I remember bellbottom pants, tie-dye shirts, huge collars and equally huge ties. What can I say? It was the 70s.
I remember our first date, November 10, 1971, “The Carpenters” concert, Dayton, Ohio. I remember my date wore pink; I do not remember what Karen Carpenter wore.
I remember long sideburns, wide sideburns. I had long sideburns when we got married. Dad had wide ones, looked like a holdover from the Civil War.
I remember pet rocks, 8 track tapes, streaking, disco, platform shoes, mopeds, “Dig it?” leisure suits, lava lamps, and Rocky before a Roman Numeral followed the title. And I remember “Yo, Adrian.”
I remember hair, lots of it. “Gimme head with hair—Long beautiful hair—Shining, gleaming—Streaming, flaxen, waxen—Hair, hair, hair, hair, hair, hair, hair.” I never wore the way-long variety that came along in the late 60s and 70s, but it was long enough. In our wedding pictures my hair is too long in front and flips up like a baseball cap bill in every picture.

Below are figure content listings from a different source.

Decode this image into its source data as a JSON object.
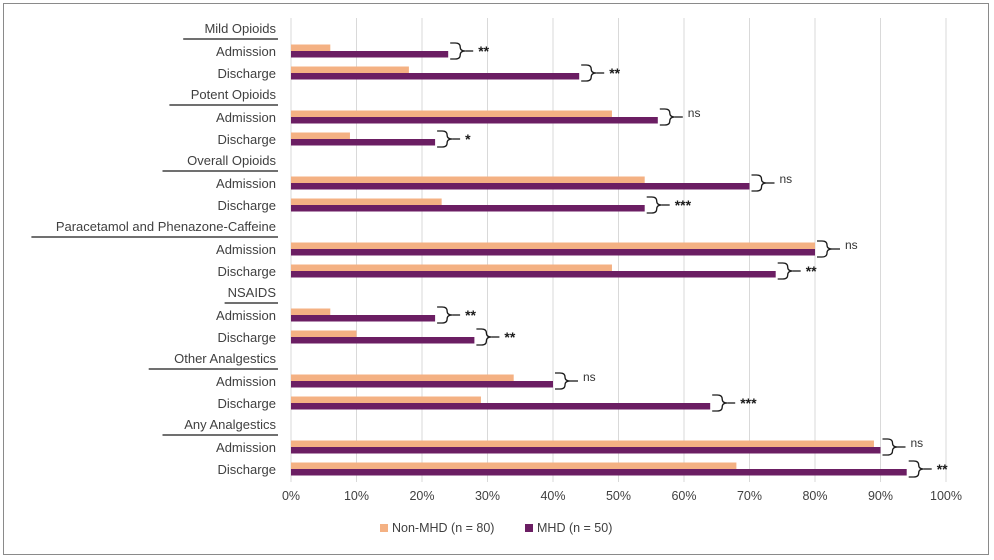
{
  "chart_data": {
    "type": "bar",
    "orientation": "horizontal",
    "xlim": [
      0,
      100
    ],
    "x_ticks": [
      "0%",
      "10%",
      "20%",
      "30%",
      "40%",
      "50%",
      "60%",
      "70%",
      "80%",
      "90%",
      "100%"
    ],
    "grid": "vertical",
    "legend_position": "bottom-center",
    "colors": {
      "non_mhd": "#F4B183",
      "mhd": "#6B1E63",
      "grid": "#d9d9d9"
    },
    "series": [
      {
        "name": "Non-MHD (n = 80)",
        "key": "non_mhd"
      },
      {
        "name": "MHD (n = 50)",
        "key": "mhd"
      }
    ],
    "groups": [
      {
        "label": "Mild Opioids",
        "rows": [
          {
            "label": "Admission",
            "non_mhd": 6,
            "mhd": 24,
            "sig": "**"
          },
          {
            "label": "Discharge",
            "non_mhd": 18,
            "mhd": 44,
            "sig": "**"
          }
        ]
      },
      {
        "label": "Potent Opioids",
        "rows": [
          {
            "label": "Admission",
            "non_mhd": 49,
            "mhd": 56,
            "sig": "ns"
          },
          {
            "label": "Discharge",
            "non_mhd": 9,
            "mhd": 22,
            "sig": "*"
          }
        ]
      },
      {
        "label": "Overall Opioids",
        "rows": [
          {
            "label": "Admission",
            "non_mhd": 54,
            "mhd": 70,
            "sig": "ns"
          },
          {
            "label": "Discharge",
            "non_mhd": 23,
            "mhd": 54,
            "sig": "***"
          }
        ]
      },
      {
        "label": "Paracetamol and Phenazone-Caffeine",
        "rows": [
          {
            "label": "Admission",
            "non_mhd": 80,
            "mhd": 80,
            "sig": "ns"
          },
          {
            "label": "Discharge",
            "non_mhd": 49,
            "mhd": 74,
            "sig": "**"
          }
        ]
      },
      {
        "label": "NSAIDS",
        "rows": [
          {
            "label": "Admission",
            "non_mhd": 6,
            "mhd": 22,
            "sig": "**"
          },
          {
            "label": "Discharge",
            "non_mhd": 10,
            "mhd": 28,
            "sig": "**"
          }
        ]
      },
      {
        "label": "Other Analgestics",
        "rows": [
          {
            "label": "Admission",
            "non_mhd": 34,
            "mhd": 40,
            "sig": "ns"
          },
          {
            "label": "Discharge",
            "non_mhd": 29,
            "mhd": 64,
            "sig": "***"
          }
        ]
      },
      {
        "label": "Any Analgestics",
        "rows": [
          {
            "label": "Admission",
            "non_mhd": 89,
            "mhd": 90,
            "sig": "ns"
          },
          {
            "label": "Discharge",
            "non_mhd": 68,
            "mhd": 94,
            "sig": "**"
          }
        ]
      }
    ]
  }
}
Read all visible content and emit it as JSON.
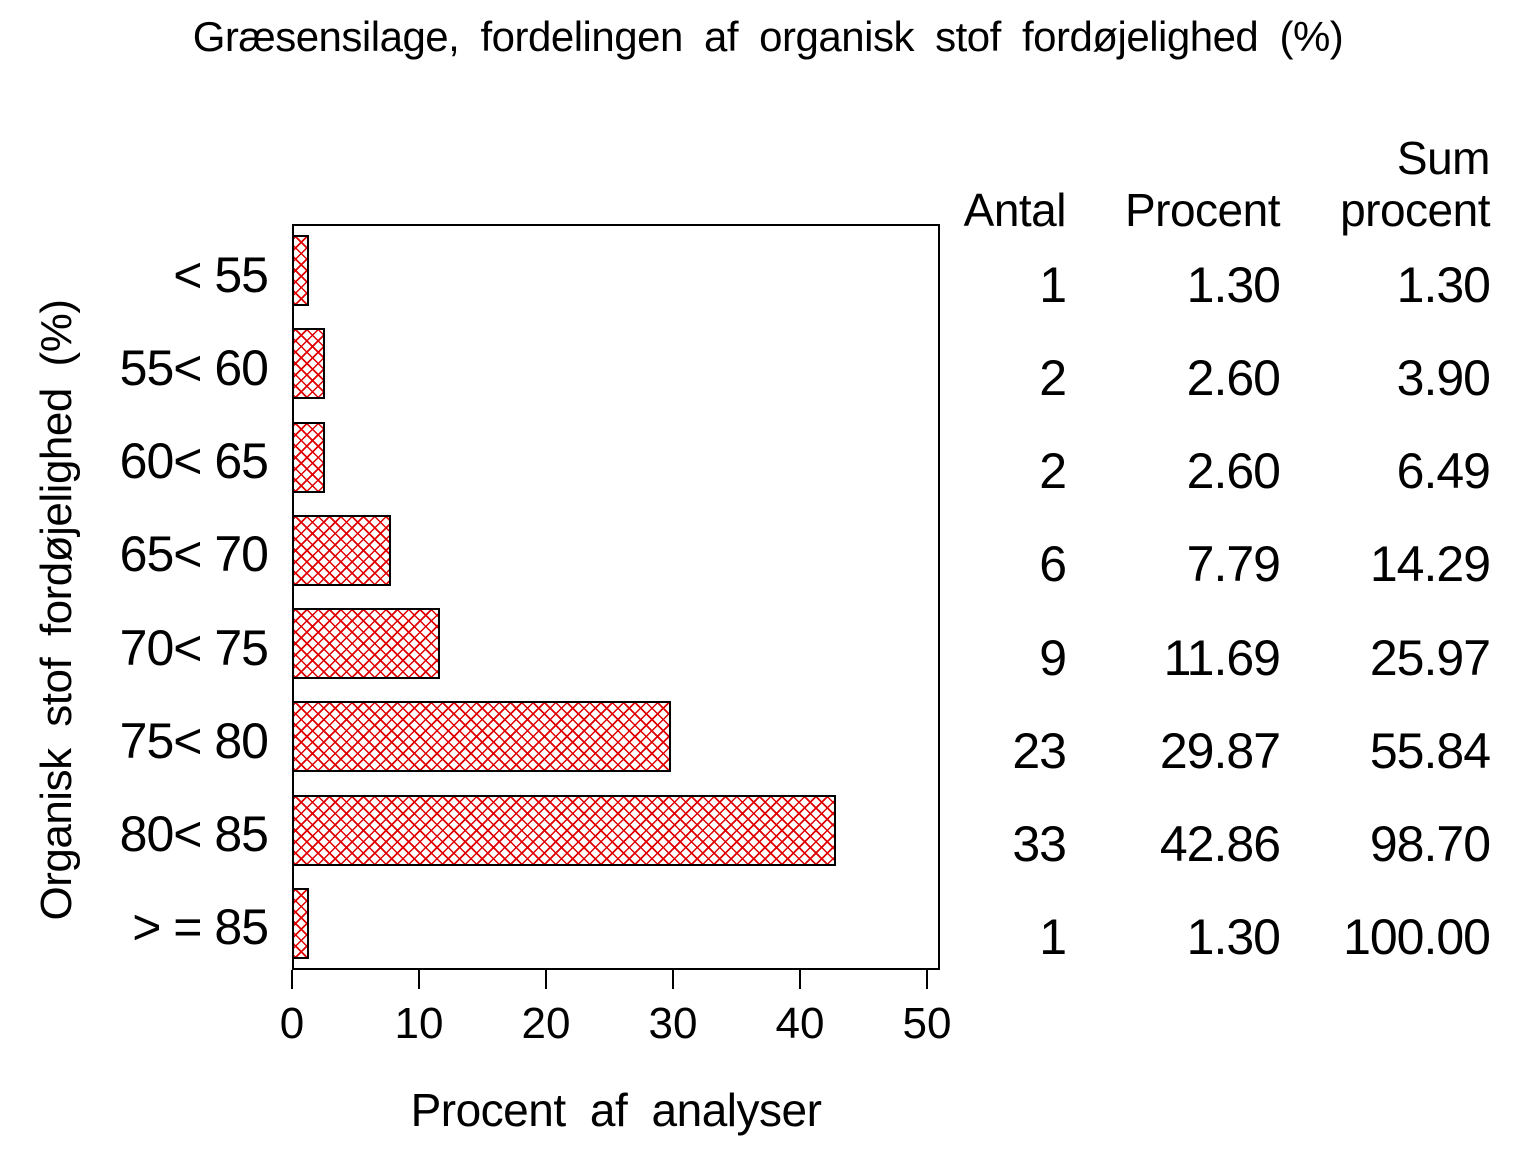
{
  "title": "Græsensilage, fordelingen af organisk stof fordøjelighed (%)",
  "chart_data": {
    "type": "bar",
    "orientation": "horizontal",
    "title": "Græsensilage, fordelingen af organisk stof fordøjelighed (%)",
    "categories": [
      "< 55",
      "55< 60",
      "60< 65",
      "65< 70",
      "70< 75",
      "75< 80",
      "80< 85",
      "> = 85"
    ],
    "values": [
      1.3,
      2.6,
      2.6,
      7.79,
      11.69,
      29.87,
      42.86,
      1.3
    ],
    "xlabel": "Procent af analyser",
    "ylabel": "Organisk stof fordøjelighed (%)",
    "xlim": [
      0,
      50
    ],
    "xticks": [
      "0",
      "10",
      "20",
      "30",
      "40",
      "50"
    ],
    "grid": false,
    "legend": "none",
    "bar_pattern": "diagonal-crosshatch",
    "bar_hatch_color": "#e00000",
    "bar_border_color": "#000000",
    "frame_color": "#000000"
  },
  "table": {
    "header": {
      "antal": "Antal",
      "procent": "Procent",
      "sum_line1": "Sum",
      "sum_line2": "procent"
    },
    "rows": [
      {
        "antal": "1",
        "procent": "1.30",
        "sum": "1.30"
      },
      {
        "antal": "2",
        "procent": "2.60",
        "sum": "3.90"
      },
      {
        "antal": "2",
        "procent": "2.60",
        "sum": "6.49"
      },
      {
        "antal": "6",
        "procent": "7.79",
        "sum": "14.29"
      },
      {
        "antal": "9",
        "procent": "11.69",
        "sum": "25.97"
      },
      {
        "antal": "23",
        "procent": "29.87",
        "sum": "55.84"
      },
      {
        "antal": "33",
        "procent": "42.86",
        "sum": "98.70"
      },
      {
        "antal": "1",
        "procent": "1.30",
        "sum": "100.00"
      }
    ]
  }
}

I remember our first calculator. It was 1974, a month after we were married, and it could add, subtract, multiply, divide, and do percentages. That’s it. Now you can get one in cereal boxes that could’ve been used on the Apollo space missions.
I remember in grad school IBM punch card machines with its attached keyboard. You’d put in a deck of cards, punch them one hole at a time, stack your computer “job,” submit it through a window to computer techs, and get your job back the next day. You lived in fear you’d open your mailbox and find a slim printout, meaning you’d made a mistake and had to re-punch and rerun and re-wait all over again.
I remember seeing my first PC. It was jet black, large and heavy, looked like 3 boxes stuck together. It came to the Institute for Public Policy Research, University of Cincinnati, where I worked in grad school. We all walked down the hall to stare at it like it was a new baby.
I remember when as young marrieds we bought our first microwave. It was like acquiring a new car and was, shall we say, large, about 50%-75% bigger than most kitchen microwaves I see now.